3D structures for understanding mechanisms and designing drugs

Date: 4/29/2020

Updated: 1/12/2021 - Updated numbers for structural snapshots and organisms. Updated images for CoV2, SARS, MERS and 3D structure.

3D structures are a powerful tool in understanding the molecular mechanisms of disease and the design and development of new drugs. canSAR-3D, the 3D structural component of canSAR, use artificial intelligence approaches to identify and predict the ‘ligandability’ (the propensity of a protein to bind a drug-like small molecule) of proteins with known 3D structure.

We map potential cavities and assess 3D-ligandability for all proteins released in the Protein Data Bank automatically update these in Coronavirus canSAR on a weekly basis. At the end of April 2020, canSAR contained >503,000 individual protein structural snapshots for >29,000 proteins from 2,893 organisms. For these, we applied our AI methods to assess >4 million cavities for ligandability. Using the same method, we also analysed the 3D structural interfaces of >117,000 biological complexes and 640,988 interface cavities. All results for all structural analyses and AI assessments are provided through a user-friendly interface on the canSAR website.

COVID19 image Covid-19
SARS image SARS
MERS image MERS

All 3D structures from Covid-19, SARS and MERS have been assessed) and a live, weekly updated summary of their ligandability analysis is reported in our structures report.

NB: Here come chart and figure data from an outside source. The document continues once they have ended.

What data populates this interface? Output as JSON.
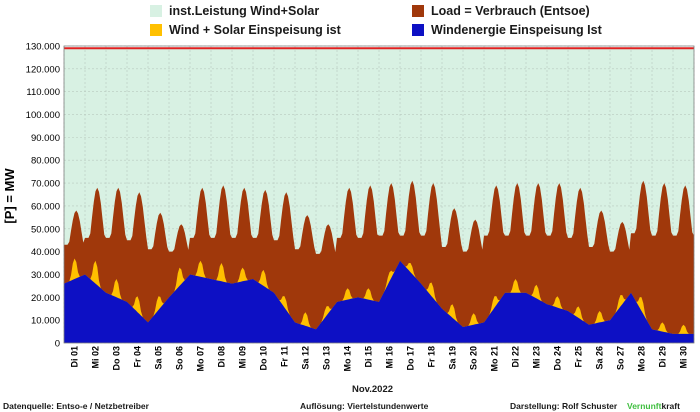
{
  "chart_data": {
    "type": "area",
    "title": "",
    "xlabel": "Nov.2022",
    "ylabel": "[P] = MW",
    "ylim": [
      0,
      130000
    ],
    "yticks": [
      "0",
      "10.000",
      "20.000",
      "30.000",
      "40.000",
      "50.000",
      "60.000",
      "70.000",
      "80.000",
      "90.000",
      "100.000",
      "110.000",
      "120.000",
      "130.000"
    ],
    "categories": [
      "Di 01",
      "Mi 02",
      "Do 03",
      "Fr 04",
      "Sa 05",
      "So 06",
      "Mo 07",
      "Di 08",
      "Mi 09",
      "Do 10",
      "Fr 11",
      "Sa 12",
      "So 13",
      "Mo 14",
      "Di 15",
      "Mi 16",
      "Do 17",
      "Fr 18",
      "Sa 19",
      "So 20",
      "Mo 21",
      "Di 22",
      "Mi 23",
      "Do 24",
      "Fr 25",
      "Sa 26",
      "So 27",
      "Mo 28",
      "Di 29",
      "Mi 30"
    ],
    "grid": true,
    "series": [
      {
        "name": "inst.Leistung Wind+Solar",
        "color": "#d8f1e3",
        "values": [
          129000,
          129000,
          129000,
          129000,
          129000,
          129000,
          129000,
          129000,
          129000,
          129000,
          129000,
          129000,
          129000,
          129000,
          129000,
          129000,
          129000,
          129000,
          129000,
          129000,
          129000,
          129000,
          129000,
          129000,
          129000,
          129000,
          129000,
          129000,
          129000,
          129000
        ]
      },
      {
        "name": "Load =  Verbrauch (Entsoe)",
        "color": "#a0380b",
        "peak": [
          58000,
          68000,
          68000,
          66000,
          57000,
          52000,
          68000,
          69000,
          68000,
          67000,
          66000,
          56000,
          52000,
          68000,
          69000,
          70000,
          71000,
          70000,
          59000,
          54000,
          69000,
          70000,
          70000,
          70000,
          68000,
          58000,
          53000,
          71000,
          70000,
          69000
        ],
        "trough": [
          43000,
          46000,
          46000,
          45000,
          41000,
          40000,
          46000,
          46000,
          46000,
          46000,
          45000,
          41000,
          39000,
          46000,
          46000,
          47000,
          47000,
          47000,
          42000,
          40000,
          47000,
          47000,
          47000,
          47000,
          46000,
          42000,
          40000,
          48000,
          47000,
          47000
        ]
      },
      {
        "name": "Wind + Solar Einspeisung ist",
        "color": "#ffc000",
        "solar_peak": [
          9000,
          10000,
          8000,
          7000,
          6000,
          8000,
          7000,
          8000,
          6000,
          7000,
          5000,
          6000,
          4000,
          5000,
          5000,
          4000,
          4000,
          6000,
          6000,
          5000,
          5000,
          6000,
          6000,
          5000,
          5000,
          5000,
          5000,
          6000,
          4000,
          4000
        ]
      },
      {
        "name": "Windenergie Einspeisung Ist",
        "color": "#0d10c4",
        "values": [
          26000,
          30000,
          22000,
          18000,
          9000,
          20000,
          30000,
          28000,
          26000,
          28000,
          22000,
          9000,
          6000,
          18000,
          20000,
          18000,
          36000,
          26000,
          15000,
          7000,
          9000,
          22000,
          22000,
          17000,
          14000,
          8000,
          10000,
          22000,
          6000,
          4000
        ]
      }
    ]
  },
  "footer": {
    "source": "Datenquelle:  Entso-e  / Netzbetreiber",
    "resolution": "Auflösung: Viertelstundenwerte",
    "author": "Darstellung:  Rolf Schuster",
    "brand_prefix": "Vernunft",
    "brand_suffix": "kraft"
  }
}
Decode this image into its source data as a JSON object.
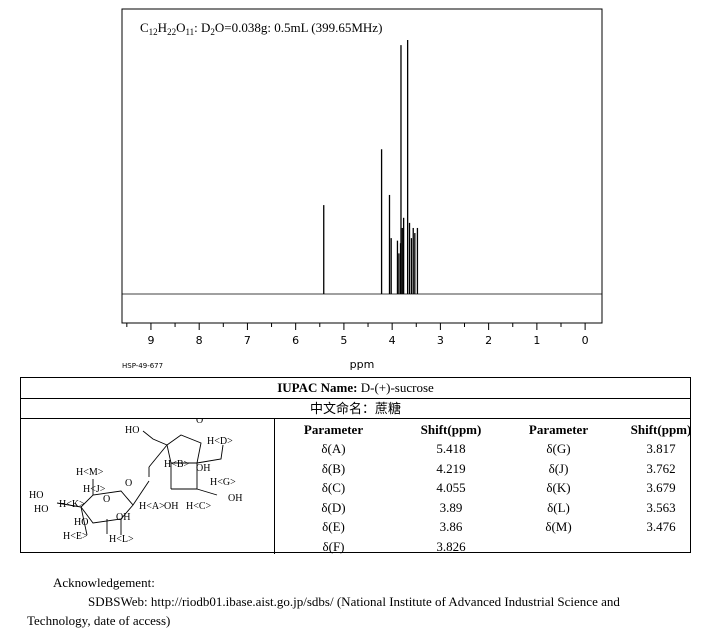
{
  "chart_data": {
    "type": "line",
    "title": "C12H22O11: D2O=0.038g: 0.5mL (399.65MHz)",
    "xlabel": "ppm",
    "ylabel": "",
    "xlim": [
      9.6,
      -0.35
    ],
    "x_reversed": true,
    "ticks": [
      9,
      8,
      7,
      6,
      5,
      4,
      3,
      2,
      1,
      0
    ],
    "tick_labels": [
      "9",
      "8",
      "7",
      "6",
      "5",
      "4",
      "3",
      "2",
      "1",
      "0"
    ],
    "grid": false,
    "peaks": [
      {
        "x": 5.418,
        "y": 0.35
      },
      {
        "x": 4.219,
        "y": 0.57
      },
      {
        "x": 4.055,
        "y": 0.39
      },
      {
        "x": 4.02,
        "y": 0.22
      },
      {
        "x": 3.89,
        "y": 0.21
      },
      {
        "x": 3.86,
        "y": 0.16
      },
      {
        "x": 3.826,
        "y": 0.2
      },
      {
        "x": 3.817,
        "y": 0.98
      },
      {
        "x": 3.79,
        "y": 0.26
      },
      {
        "x": 3.762,
        "y": 0.3
      },
      {
        "x": 3.679,
        "y": 1.0
      },
      {
        "x": 3.64,
        "y": 0.28
      },
      {
        "x": 3.6,
        "y": 0.22
      },
      {
        "x": 3.563,
        "y": 0.26
      },
      {
        "x": 3.53,
        "y": 0.24
      },
      {
        "x": 3.476,
        "y": 0.26
      }
    ]
  },
  "spectrum": {
    "sample_id": "HSP-49-677"
  },
  "table": {
    "iupac_label": "IUPAC Name:",
    "iupac_value": "D-(+)-sucrose",
    "chinese_name": "中文命名：蔗糖",
    "param_header": "Parameter",
    "shift_header": "Shift(ppm)",
    "left_rows": [
      {
        "param": "δ(A)",
        "shift": "5.418"
      },
      {
        "param": "δ(B)",
        "shift": "4.219"
      },
      {
        "param": "δ(C)",
        "shift": "4.055"
      },
      {
        "param": "δ(D)",
        "shift": "3.89"
      },
      {
        "param": "δ(E)",
        "shift": "3.86"
      },
      {
        "param": "δ(F)",
        "shift": "3.826"
      }
    ],
    "right_rows": [
      {
        "param": "δ(G)",
        "shift": "3.817"
      },
      {
        "param": "δ(J)",
        "shift": "3.762"
      },
      {
        "param": "δ(K)",
        "shift": "3.679"
      },
      {
        "param": "δ(L)",
        "shift": "3.563"
      },
      {
        "param": "δ(M)",
        "shift": "3.476"
      }
    ]
  },
  "structure": {
    "labels": [
      "HO",
      "H<G>",
      "H<D>",
      "H<B>",
      "OH",
      "H<M>",
      "H<J>",
      "H<K>",
      "H<E>",
      "H<A>",
      "H<C>",
      "H<L>",
      "O"
    ]
  },
  "acknowledgement": {
    "title": "Acknowledgement:",
    "line1": "SDBSWeb: http://riodb01.ibase.aist.go.jp/sdbs/ (National Institute of Advanced Industrial Science and",
    "line2": "Technology, date of access)"
  }
}
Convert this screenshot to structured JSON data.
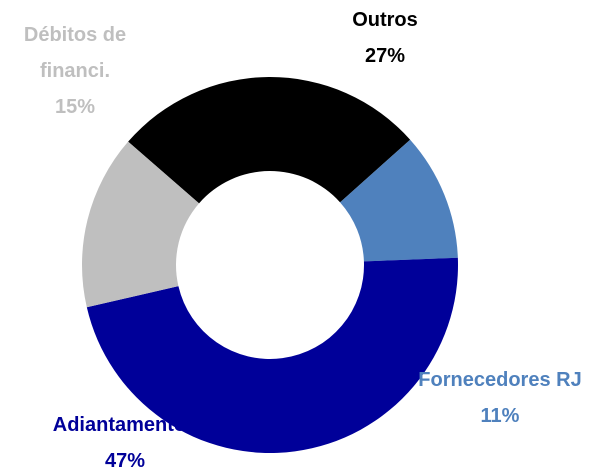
{
  "chart_data": {
    "type": "donut",
    "categories": [
      "Outros",
      "Fornecedores RJ",
      "Adiantamentos",
      "Débitos de financi."
    ],
    "values": [
      27,
      11,
      47,
      15
    ],
    "value_labels": [
      "27%",
      "11%",
      "47%",
      "15%"
    ],
    "colors": [
      "#000000",
      "#4f81bd",
      "#000099",
      "#bfbfbf"
    ]
  }
}
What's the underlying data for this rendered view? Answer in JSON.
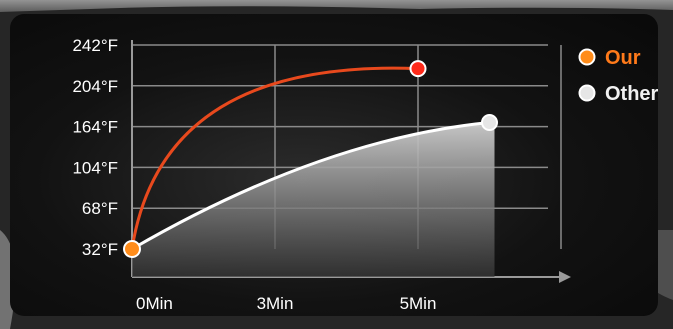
{
  "chart_data": {
    "type": "line",
    "title": "",
    "xlabel": "",
    "ylabel": "",
    "x_ticks": [
      "0Min",
      "3Min",
      "5Min"
    ],
    "y_ticks": [
      "32°F",
      "68°F",
      "104°F",
      "164°F",
      "204°F",
      "242°F"
    ],
    "grid": true,
    "legend_position": "top-right",
    "series": [
      {
        "name": "Our",
        "color": "#e8491d",
        "marker_color": "#ff2a1a",
        "points": [
          {
            "x": "0Min",
            "y": "32°F"
          },
          {
            "x": "5Min",
            "y": "220°F"
          }
        ]
      },
      {
        "name": "Other",
        "color": "#ffffff",
        "marker_color": "#e6e6e6",
        "points": [
          {
            "x": "0Min",
            "y": "32°F"
          },
          {
            "x": "6Min",
            "y": "168°F"
          }
        ]
      }
    ]
  },
  "colors": {
    "our_legend_text": "#ff7a1a",
    "other_legend_text": "#f0f0f0",
    "start_marker": "#ff8c1a",
    "grid": "#8a8a8a"
  }
}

In particular, 229 COVID19, 443 SARS and 181 MERS protein chains have been analysed. 661 are from X-ray and 157 from cryo-EM and 35 from NMR. 80 human chains (belong to 6 different families) have been found to bind viral proteins.

Covid-19, SARS, MERS 3d Structure image 3d Structures related to coronavirus

We analysed >8100 cavities on > 430 protein structures (857 PDB chains). As results of our analysis, we identify 284 ligandable pockets and 339 potential ligandable cavities at the interfaces of protein complexes (biological assemblies). We found novel ligandable cavities at the interface between the coronavirus Spike protein and their receptor ACE2, and at the complex’s interface with the Sodium-dependent neutral amino acid transporter B(0)AT1.

These weekly updated assessments are provided to support drug design and antibody discovery.